AI Services
Generative AI Solutions
Generative AI solutions only earn their keep when they're built around a specific job, not a generic chatbot bolted onto a website. Quinoid's India-based teams build AI assistants that answer questions against your actual product documentation, content tools that draft against your brand's real style guide, and workflow copilots embedded in tools your team already uses — Slack, your internal CRM, your ticketing system. The hard part isn't calling a large language model API; it's retrieval — getting the right internal documents, tickets, or records in front of the model at the right moment — and evaluation, knowing whether the assistant's answers are actually correct before your customers or employees see them. We build retrieval pipelines over your existing knowledge base, set up guardrails against hallucinated answers on factual queries, and run evaluation suites before anything ships to production. For teams building assistants, content generation tools, or copilots that need to be trusted by real users — not just demoed once — that evaluation discipline is what separates a generative AI solution that gets adopted from one that gets quietly abandoned after launch.
Where This Applies
Customer-facing support assistants grounded in your documentation
We build chat assistants that retrieve answers from your actual help center, product docs, and past tickets, with citations back to source documents so support teams can verify answers before they're trusted.
Internal knowledge copilots over scattered company documents
Wikis, Slack history, PDFs, and internal tools get indexed into a single searchable assistant, so employees stop pinging colleagues for answers that already exist somewhere in the company.
On-brand content generation tools for marketing and sales teams
We fine-tune prompts and retrieval against your actual brand voice, past campaigns, and approved messaging, so drafts need light editing rather than a full rewrite before publishing.

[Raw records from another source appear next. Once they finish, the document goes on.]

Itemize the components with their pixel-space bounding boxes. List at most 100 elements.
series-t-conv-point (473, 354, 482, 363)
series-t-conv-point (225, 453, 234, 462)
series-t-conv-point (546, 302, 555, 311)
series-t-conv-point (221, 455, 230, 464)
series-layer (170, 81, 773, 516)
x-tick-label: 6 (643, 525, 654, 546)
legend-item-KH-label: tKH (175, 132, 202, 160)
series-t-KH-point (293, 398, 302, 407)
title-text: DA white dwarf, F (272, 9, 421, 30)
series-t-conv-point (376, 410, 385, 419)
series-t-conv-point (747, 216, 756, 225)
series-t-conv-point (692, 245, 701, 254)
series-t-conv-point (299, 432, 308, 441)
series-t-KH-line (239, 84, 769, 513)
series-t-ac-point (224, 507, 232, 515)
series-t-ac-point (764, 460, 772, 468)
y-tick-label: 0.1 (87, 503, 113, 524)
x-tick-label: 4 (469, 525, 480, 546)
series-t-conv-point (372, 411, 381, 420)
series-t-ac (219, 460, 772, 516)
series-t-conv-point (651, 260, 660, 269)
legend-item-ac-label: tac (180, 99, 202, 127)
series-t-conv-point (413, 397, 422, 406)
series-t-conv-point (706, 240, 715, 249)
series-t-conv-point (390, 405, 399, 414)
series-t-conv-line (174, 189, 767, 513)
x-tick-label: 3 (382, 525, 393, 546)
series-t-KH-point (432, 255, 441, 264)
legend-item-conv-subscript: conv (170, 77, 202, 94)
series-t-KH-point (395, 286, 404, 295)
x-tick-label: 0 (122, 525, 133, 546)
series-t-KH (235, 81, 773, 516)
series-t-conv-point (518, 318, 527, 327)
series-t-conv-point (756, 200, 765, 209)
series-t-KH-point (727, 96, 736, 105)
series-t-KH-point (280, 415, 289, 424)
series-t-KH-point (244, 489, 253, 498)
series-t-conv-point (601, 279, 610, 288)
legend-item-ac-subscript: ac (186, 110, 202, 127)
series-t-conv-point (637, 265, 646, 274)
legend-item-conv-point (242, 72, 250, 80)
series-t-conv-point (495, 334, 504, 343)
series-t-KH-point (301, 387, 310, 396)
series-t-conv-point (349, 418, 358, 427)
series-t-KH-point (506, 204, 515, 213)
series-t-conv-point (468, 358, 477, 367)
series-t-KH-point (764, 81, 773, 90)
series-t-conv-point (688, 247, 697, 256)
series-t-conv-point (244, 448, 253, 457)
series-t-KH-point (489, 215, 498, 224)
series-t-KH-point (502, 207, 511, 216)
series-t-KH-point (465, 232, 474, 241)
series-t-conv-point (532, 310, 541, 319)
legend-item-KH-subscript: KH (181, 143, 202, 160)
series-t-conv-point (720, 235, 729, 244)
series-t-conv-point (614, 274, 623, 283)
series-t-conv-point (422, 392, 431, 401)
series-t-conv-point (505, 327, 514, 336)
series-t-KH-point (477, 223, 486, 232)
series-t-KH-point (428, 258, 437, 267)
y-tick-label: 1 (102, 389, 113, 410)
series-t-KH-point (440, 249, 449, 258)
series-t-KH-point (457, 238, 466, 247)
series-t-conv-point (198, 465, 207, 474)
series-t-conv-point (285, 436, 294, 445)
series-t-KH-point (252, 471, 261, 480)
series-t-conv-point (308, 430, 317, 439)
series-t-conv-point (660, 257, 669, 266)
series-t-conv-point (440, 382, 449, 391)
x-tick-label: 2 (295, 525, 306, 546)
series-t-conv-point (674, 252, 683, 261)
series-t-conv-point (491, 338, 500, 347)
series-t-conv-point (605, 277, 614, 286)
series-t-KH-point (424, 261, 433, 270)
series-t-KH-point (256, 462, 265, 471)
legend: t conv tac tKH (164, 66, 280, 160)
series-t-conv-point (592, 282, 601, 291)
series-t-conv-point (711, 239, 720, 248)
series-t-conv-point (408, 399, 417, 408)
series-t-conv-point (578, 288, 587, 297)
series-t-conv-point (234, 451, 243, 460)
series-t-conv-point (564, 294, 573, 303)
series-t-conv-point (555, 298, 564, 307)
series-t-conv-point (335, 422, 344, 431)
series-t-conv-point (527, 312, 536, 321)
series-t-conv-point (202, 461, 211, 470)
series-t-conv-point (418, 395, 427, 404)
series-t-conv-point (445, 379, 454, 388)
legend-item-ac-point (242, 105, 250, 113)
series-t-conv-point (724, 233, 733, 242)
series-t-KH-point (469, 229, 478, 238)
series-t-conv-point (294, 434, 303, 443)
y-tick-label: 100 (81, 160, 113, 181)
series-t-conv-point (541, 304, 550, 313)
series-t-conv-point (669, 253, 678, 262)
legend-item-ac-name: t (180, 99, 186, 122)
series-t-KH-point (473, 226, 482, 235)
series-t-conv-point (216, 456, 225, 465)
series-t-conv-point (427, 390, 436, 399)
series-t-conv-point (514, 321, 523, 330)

Workflow copilots embedded inside existing business tools
Copilots that draft replies, summarize records, or pre-fill forms get built directly into your CRM, ticketing system, or internal admin panel, so adoption doesn't require a new tool or login.
Business Outcomes
Useful AI tools grounded in your business data
Faster knowledge work without losing oversight
Clear evaluation loops before scaling AI usage
Why Quinoid
We treat generative AI accuracy as something you measure, not something you assume. Every assistant we build ships with an evaluation set drawn from real questions, source citations users can verify, and a clear boundary for what it will refuse to answer.
- We build a documented evaluation suite from real user questions before launch, not just a single demo run.
- Assistants cite source documents inline so users and support teams can verify answers instead of trusting them blindly.
- We define explicit refusal and escalation logic upfront, so the assistant hands off to a human rather than guessing on high-stakes queries.
Delivery Process
Use-case and risk scoping
We define exactly what the assistant must and must not do, including which queries should be refused or escalated to a human rather than answered automatically.
Retrieval pipeline built on your real content
We index your actual documents, tickets, or records into a retrieval system, then test it against real user questions before connecting any generation model.
Prompt and guardrail design
We design prompts, output formatting, and refusal logic together, then add guardrails that catch hallucinated facts on queries where accuracy is non-negotiable.
Evaluation against a real question set
We build a test set from real user questions and score the assistant's answers for accuracy and tone before any production rollout, not just a one-time demo.
Staged rollout with human-in-the-loop review
We launch to a limited user group first with a feedback loop and human review of flagged answers, then expand access once accuracy holds steady.
Proof in Production
Frequently Asked Questions
How do you stop the AI assistant from giving wrong or made-up answers?
We ground responses in retrieval from your actual documents and add citations so answers are traceable. For factual or high-stakes queries, we add guardrails that force a refusal or escalation rather than a guess.
Can you build this on top of our existing documentation without starting from scratch?
Yes. Most projects start by indexing your existing help center, wikis, or internal documents directly — we rarely need new content written before building the retrieval layer.
Which AI model do you use for these solutions?
We select the model based on your latency, cost, and data-residency requirements, often a current large language model or an open-weight model run privately, rather than locking into one vendor by default.
How long does it take to launch a generative AI assistant?
A scoped assistant grounded in existing documentation typically takes a few weeks to a limited pilot launch, with evaluation and guardrail work extending the timeline for higher-stakes use cases.